The core insight is that ordinary language already implicitly uses degrees of belief. When you say "I'm pretty sure it will rain," "I doubt she'll arrive on time," or "I'm certain this is correct," you're not just reporting a binary attitude — you're reporting something more like a probability estimate. Credences make this precise: your credence in a proposition is a number from 0 (complete disbelief) to 1 (complete certainty). A credence of 0.9 in "it will rain tomorrow" means you believe it quite strongly but not with certainty. A credence of 0.5 is genuine uncertainty, equivalent to a coin flip.
What makes credence theory epistemically interesting — and not merely descriptive — is that credences are subject to rational constraints. These constraints are exactly the probability axioms you know from probabilistic reasoning. A tautology must receive credence 1 (you can't rationally be uncertain about something necessarily true). The credences of mutually exclusive possibilities must sum to at most 1. Most importantly, your credence in a disjunction P(A or B) = P(A) + P(B) when A and B can't both be true. A rational agent whose credences violate these axioms is incoherent — they can be shown to accept a series of bets that guarantee a loss regardless of what happens, a result called a Dutch Book. Coherence is the minimum rationality requirement; it's the credence analog of logical consistency.

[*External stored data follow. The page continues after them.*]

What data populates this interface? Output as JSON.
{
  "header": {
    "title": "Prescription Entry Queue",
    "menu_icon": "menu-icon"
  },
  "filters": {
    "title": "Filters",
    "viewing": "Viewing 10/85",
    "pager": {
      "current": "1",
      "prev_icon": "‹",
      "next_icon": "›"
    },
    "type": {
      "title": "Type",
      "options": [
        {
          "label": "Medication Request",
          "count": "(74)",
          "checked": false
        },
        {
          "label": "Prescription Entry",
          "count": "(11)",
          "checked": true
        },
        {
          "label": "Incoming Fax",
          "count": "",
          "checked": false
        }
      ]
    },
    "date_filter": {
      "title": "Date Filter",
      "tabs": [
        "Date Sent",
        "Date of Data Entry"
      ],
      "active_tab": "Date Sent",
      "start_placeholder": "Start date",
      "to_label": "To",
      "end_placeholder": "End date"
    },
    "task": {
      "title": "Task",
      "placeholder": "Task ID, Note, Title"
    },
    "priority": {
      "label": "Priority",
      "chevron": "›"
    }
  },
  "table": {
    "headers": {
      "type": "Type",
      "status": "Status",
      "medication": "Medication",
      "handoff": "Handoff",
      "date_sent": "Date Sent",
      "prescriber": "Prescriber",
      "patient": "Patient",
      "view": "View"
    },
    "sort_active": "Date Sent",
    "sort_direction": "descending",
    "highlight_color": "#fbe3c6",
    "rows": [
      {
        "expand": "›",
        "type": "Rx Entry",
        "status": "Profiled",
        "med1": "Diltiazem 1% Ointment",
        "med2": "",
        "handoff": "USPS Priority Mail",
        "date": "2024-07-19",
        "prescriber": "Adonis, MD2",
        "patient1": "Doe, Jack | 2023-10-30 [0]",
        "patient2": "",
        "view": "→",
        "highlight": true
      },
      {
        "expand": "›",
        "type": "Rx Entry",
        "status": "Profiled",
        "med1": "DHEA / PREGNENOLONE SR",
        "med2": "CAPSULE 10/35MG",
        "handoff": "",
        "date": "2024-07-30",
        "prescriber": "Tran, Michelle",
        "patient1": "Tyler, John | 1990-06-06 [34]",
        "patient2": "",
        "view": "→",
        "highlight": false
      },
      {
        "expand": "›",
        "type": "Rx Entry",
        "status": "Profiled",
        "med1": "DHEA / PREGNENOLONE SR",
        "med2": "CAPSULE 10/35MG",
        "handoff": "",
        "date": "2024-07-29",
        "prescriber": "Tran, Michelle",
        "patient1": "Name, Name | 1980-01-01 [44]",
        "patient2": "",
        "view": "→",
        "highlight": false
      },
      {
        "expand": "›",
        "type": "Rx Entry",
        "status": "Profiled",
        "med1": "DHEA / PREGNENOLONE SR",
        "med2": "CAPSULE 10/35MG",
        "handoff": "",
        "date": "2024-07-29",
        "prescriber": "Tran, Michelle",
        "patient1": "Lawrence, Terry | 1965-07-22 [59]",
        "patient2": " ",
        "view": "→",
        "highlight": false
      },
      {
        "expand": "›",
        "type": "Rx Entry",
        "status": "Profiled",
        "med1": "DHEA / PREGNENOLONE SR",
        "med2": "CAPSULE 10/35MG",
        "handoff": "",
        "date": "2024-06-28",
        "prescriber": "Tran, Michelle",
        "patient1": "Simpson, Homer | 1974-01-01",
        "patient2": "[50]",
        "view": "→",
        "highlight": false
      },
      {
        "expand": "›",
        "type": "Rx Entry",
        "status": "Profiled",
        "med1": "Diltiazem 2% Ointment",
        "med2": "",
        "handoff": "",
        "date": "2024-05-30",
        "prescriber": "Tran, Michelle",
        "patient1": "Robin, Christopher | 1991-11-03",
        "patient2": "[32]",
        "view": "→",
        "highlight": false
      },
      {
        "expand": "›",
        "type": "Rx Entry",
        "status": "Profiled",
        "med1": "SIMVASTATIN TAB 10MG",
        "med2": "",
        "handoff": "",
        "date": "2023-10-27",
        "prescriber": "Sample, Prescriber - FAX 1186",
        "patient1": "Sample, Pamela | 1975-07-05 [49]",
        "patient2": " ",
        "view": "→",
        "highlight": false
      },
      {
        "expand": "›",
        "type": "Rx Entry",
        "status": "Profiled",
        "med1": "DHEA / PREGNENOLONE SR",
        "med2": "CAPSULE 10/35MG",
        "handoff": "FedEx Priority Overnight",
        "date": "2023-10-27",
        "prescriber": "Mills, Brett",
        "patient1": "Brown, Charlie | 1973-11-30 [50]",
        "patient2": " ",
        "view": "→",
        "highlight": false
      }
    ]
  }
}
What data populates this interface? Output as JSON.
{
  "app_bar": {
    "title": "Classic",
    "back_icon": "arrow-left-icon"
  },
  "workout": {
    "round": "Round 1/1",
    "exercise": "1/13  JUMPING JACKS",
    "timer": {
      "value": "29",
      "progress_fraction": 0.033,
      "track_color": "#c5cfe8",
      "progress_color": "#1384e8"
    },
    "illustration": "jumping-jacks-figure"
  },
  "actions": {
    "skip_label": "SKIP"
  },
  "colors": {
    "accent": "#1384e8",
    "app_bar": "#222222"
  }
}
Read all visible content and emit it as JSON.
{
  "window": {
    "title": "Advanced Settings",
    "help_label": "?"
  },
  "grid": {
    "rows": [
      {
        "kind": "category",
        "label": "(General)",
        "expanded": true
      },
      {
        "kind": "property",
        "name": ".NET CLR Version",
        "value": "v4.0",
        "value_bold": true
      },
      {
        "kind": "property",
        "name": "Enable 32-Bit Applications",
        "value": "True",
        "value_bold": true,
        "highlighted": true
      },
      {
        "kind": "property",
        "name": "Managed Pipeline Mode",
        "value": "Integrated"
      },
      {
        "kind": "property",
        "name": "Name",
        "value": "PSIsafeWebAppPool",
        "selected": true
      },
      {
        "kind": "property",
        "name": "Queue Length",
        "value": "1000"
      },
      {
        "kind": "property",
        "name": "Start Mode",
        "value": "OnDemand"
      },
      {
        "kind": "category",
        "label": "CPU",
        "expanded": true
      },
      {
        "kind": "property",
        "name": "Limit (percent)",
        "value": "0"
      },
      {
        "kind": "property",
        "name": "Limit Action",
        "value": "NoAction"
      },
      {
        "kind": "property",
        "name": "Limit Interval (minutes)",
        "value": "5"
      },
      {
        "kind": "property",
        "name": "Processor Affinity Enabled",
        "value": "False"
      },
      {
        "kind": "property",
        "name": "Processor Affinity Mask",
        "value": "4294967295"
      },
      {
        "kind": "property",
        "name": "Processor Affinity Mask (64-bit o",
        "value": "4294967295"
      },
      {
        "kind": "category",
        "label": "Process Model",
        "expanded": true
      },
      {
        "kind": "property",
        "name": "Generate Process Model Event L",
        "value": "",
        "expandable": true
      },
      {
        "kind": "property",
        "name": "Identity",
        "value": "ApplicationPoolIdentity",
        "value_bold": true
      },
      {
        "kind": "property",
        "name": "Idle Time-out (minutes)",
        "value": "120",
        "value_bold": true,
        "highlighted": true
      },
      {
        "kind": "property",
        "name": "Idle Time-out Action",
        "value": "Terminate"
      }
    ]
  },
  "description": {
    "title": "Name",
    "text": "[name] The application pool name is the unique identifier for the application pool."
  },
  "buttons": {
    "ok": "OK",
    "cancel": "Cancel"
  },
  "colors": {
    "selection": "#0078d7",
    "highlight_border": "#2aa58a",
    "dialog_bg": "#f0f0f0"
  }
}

The move from binary belief to credences has far-reaching consequences. Questions in epistemology that seemed simple become more nuanced: Does justification come in degrees? Can you know something you're not certain of? How should you update your credences when you get new evidence? Credences build toward Bayesian updating, which gives a precise rule (Bayes' theorem) for how rational credences should change in light of evidence. This framework has become central not just to philosophy but to statistics, artificial intelligence, and decision theory — anywhere that rational reasoning under uncertainty is needed.